Well, that’s what producer Walter Wanger hoped when he signed the long retired Garbo to a one-picture deal in 1949.
Their idea was to film the novel, “La Duchesse de Langeais” by Honore de Balzac. ( which had already been filmed in France in 1942 with Edwige Feuillere), and in a silent version.)
James Mason signed on as Garbo’s costar, and Max Ophuls was to direct the film in Italy ( where a lot of the financing was coming from).

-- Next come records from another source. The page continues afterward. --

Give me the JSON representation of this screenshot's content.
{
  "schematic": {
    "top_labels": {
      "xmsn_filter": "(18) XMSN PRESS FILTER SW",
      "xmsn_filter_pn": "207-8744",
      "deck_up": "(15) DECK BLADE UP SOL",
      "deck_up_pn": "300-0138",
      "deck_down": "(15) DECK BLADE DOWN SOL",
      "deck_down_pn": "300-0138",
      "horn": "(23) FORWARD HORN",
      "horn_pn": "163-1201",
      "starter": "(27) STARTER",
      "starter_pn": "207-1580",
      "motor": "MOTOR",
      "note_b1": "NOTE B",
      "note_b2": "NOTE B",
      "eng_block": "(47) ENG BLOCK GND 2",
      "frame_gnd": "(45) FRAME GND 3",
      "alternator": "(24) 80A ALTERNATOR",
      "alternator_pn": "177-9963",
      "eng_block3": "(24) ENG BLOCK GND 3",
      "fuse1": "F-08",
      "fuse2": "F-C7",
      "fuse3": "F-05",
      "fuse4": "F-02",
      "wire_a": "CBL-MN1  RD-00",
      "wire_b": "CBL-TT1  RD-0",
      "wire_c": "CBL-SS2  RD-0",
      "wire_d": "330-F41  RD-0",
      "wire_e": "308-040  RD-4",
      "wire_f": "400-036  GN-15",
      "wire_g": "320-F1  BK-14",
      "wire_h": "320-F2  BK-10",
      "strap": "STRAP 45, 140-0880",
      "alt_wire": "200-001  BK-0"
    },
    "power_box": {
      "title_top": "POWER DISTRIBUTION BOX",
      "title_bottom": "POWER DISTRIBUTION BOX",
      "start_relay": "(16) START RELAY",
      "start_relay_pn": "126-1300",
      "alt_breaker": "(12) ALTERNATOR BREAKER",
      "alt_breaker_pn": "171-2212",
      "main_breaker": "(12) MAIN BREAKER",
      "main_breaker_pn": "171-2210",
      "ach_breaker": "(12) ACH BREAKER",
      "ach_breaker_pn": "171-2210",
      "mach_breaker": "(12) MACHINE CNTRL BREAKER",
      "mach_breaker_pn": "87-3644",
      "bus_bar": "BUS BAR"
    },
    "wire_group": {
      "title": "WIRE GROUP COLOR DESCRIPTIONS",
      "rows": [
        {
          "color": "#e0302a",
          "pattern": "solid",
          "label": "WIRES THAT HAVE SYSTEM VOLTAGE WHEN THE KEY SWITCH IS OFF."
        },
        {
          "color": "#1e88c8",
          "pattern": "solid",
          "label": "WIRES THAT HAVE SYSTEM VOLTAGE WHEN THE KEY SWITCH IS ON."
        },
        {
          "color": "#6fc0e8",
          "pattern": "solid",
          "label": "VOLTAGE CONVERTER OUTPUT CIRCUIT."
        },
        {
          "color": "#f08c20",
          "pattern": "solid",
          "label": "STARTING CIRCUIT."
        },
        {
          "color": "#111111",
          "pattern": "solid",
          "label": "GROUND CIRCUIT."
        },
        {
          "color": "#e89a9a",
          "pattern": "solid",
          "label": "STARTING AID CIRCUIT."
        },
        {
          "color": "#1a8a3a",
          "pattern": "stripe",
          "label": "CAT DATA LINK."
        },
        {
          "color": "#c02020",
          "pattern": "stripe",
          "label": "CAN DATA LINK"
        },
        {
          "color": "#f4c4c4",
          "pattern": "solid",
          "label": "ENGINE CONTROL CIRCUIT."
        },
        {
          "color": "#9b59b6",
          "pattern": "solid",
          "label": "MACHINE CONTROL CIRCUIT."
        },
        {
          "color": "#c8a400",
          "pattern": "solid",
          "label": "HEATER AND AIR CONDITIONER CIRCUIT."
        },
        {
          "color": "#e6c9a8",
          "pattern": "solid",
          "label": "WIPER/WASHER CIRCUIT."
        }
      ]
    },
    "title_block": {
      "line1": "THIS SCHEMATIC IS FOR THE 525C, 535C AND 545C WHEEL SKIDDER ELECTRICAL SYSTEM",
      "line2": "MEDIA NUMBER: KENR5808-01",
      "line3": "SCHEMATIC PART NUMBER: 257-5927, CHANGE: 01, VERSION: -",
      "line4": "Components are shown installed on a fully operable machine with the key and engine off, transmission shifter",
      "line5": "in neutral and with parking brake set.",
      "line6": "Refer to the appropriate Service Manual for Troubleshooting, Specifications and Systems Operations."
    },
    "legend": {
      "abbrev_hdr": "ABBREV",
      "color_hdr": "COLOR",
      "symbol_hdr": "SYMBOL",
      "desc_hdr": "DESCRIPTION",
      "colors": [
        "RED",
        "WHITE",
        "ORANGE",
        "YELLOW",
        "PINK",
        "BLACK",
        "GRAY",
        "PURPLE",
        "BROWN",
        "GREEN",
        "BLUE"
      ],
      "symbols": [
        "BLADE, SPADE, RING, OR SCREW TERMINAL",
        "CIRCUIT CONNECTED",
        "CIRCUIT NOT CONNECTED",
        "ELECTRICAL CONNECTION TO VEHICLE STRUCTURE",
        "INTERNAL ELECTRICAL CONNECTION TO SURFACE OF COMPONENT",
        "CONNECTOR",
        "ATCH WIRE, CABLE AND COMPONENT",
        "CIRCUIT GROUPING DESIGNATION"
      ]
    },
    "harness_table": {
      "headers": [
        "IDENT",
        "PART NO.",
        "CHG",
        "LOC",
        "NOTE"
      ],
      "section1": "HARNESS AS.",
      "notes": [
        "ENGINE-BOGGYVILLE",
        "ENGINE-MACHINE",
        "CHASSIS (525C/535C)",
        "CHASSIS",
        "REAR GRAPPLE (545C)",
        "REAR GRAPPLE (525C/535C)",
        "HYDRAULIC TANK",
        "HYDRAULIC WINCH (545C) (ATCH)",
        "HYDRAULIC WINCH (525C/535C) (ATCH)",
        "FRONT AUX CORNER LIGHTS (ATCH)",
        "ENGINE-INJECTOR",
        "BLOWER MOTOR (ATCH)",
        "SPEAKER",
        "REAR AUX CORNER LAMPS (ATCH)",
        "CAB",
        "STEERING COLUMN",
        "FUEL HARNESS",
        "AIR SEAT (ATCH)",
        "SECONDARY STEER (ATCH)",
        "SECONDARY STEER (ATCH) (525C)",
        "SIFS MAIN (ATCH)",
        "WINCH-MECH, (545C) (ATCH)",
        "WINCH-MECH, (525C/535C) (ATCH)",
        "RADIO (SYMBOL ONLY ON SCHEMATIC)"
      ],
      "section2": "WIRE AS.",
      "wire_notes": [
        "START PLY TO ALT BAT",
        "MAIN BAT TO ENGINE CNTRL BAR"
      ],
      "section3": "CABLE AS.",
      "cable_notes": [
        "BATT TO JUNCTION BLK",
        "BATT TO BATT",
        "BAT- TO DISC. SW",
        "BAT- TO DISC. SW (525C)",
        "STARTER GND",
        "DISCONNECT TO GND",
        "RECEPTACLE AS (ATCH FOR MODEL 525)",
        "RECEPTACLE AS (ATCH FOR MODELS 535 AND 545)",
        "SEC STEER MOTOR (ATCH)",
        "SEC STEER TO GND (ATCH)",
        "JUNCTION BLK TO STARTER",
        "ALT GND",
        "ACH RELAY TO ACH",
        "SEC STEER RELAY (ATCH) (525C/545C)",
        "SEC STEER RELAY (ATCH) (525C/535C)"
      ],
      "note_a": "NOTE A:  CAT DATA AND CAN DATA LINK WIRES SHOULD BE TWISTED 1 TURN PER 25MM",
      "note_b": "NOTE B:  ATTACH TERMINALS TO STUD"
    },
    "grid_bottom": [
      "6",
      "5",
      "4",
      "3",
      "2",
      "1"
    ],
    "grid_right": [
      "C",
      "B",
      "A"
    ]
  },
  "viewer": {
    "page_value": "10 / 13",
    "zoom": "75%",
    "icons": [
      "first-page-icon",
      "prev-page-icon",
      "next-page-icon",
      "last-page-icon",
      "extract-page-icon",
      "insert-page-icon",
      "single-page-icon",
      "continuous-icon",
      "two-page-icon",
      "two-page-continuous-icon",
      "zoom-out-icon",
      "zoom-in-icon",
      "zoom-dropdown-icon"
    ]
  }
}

Although she hadn’t made a film since 1941, it sounds like Garbo wanted to get back to the period drama/tragedy she was famous for in the 1930s. The Duchess is a socialite in Parisian aristocracy,unhappily married and embarking on an affair which will bring her downfall.
Finances for the film began to unravel and eventually Garbo pulled out.
But in attempts to encourage organisations to invest in the project, Garbo did some screen tests in 1949, filmed by some of Hollywood’s best cinematographers – William Daniels, Joseph Valentine and James Wong Howe.
The footage of these tests disappeared until 1989 and excerpts can be seen below.
Garbo was 44 at the time and looks amazing, just a pity there is no sound.
They even had a ad campaign slogan – Garbo’s Back, (following on from Garbo Talks! Garbo Laughs!)
It was a comeback that was never to be and one wonders why Garbo even considered it. She had a good life, living in New York and travelling the world when she wanted to.
Also at this time Billy Wilder approached her for the role of Norma Desmond in “Sunset Boulevard”, but she declined that role leading to a sensational performance from Gloria Swanson.
The French actress Edwige Feillere was unknown to me, though I recall an old friend speaking admiringly of her. On You Tube I found a Rank Organisation film she did in Britain in 1948, “Woman Hater”, with Stewart Granger. She, like Garbo, was about 44 at the time and was charming in this light comedy.